Dilettante... Che termine inappropriato, del resto. Ragioniamoci un attimo su. “Dilettante” significa “persona che prova diletto”. Un termine nato nel ‘700, quando l’intellettuale medio era sufficientemente wide ranging (sì, Fausto, si dice versatile, o poliedrico. Giamaica pure te, però...), era sufficientemente versatile da riuscire a fare più di una cosa in modo tale da procurare diletto a sé o agli altri. Nel ‘700 era così. Casanova era un dilettante di violino, ma riuscì a mantenersi per un po’ suonando in orchestra.

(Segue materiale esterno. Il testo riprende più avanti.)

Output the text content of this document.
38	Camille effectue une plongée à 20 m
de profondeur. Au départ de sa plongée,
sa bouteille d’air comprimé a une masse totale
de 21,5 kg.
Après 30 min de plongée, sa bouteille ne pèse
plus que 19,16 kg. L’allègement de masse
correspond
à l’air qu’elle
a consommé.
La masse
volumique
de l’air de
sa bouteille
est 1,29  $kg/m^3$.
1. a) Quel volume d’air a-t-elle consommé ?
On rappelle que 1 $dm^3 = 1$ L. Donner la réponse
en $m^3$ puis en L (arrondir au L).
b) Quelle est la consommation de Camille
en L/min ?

Friedrich der Große era un dilettante di flauto, ma sul suo libro di studi si formano ancora oggi i suonatori di traversiere (including myself), e comunque, a Sans Souci, suonava con una bella orchestrina, con Pisendel come spalla. Ecco: ce l’avessi io Pisendel come spalla, e Johan Christian al continuo, proverei diletto (e soprattutto non starei perdendo tempo con voi). Oggi invece un dilettante è uno che fa musica per il piacere di far musica, piacere che, come diceva un mio amico professionista, è il piacere di farla male (cioè di infliggere una sofferenza agli altri), perché farla bene non è un piacere, ma una professione (cioè infliggere una sofferenza a se stessi).
Questo tipo di dilettanti, ortogonali rispetto a Casanova e Federico (di Hohenzollern, non Fubini), forse sarebbe meglio chiamarli con il nome della categoria pornografica cui appartengono: amatori.
Cosa distingue un’attività amatoriale da un’attività professionale (come quella di Federico, non di Hohenzollern, Fubini)?
Ma è semplice! Il metodo.
Un giornalista professionista ha il metodo. Uno dei tanti. C’è il metodo Boffo, e c’è il metodo Fubini. Quest’ultimo non è un’assoluta novità. Consiste, in breve nel misurare un fenomeno economico scegliendo come benchmark (...a Fausto! E che cazzo: posso parla’ come me pare?), scegliendo, dicevo, come punto di riferimento una data arbitraria e funzionale alle proprie affermazioni menzognere, anziché una data dettata dalla logica economica del fenomeno.
Sì: ho detto menzognere. Problemi? Gli avvocati ci sono per questo. Ma pensaci bene, prima, te lo dico toto corde.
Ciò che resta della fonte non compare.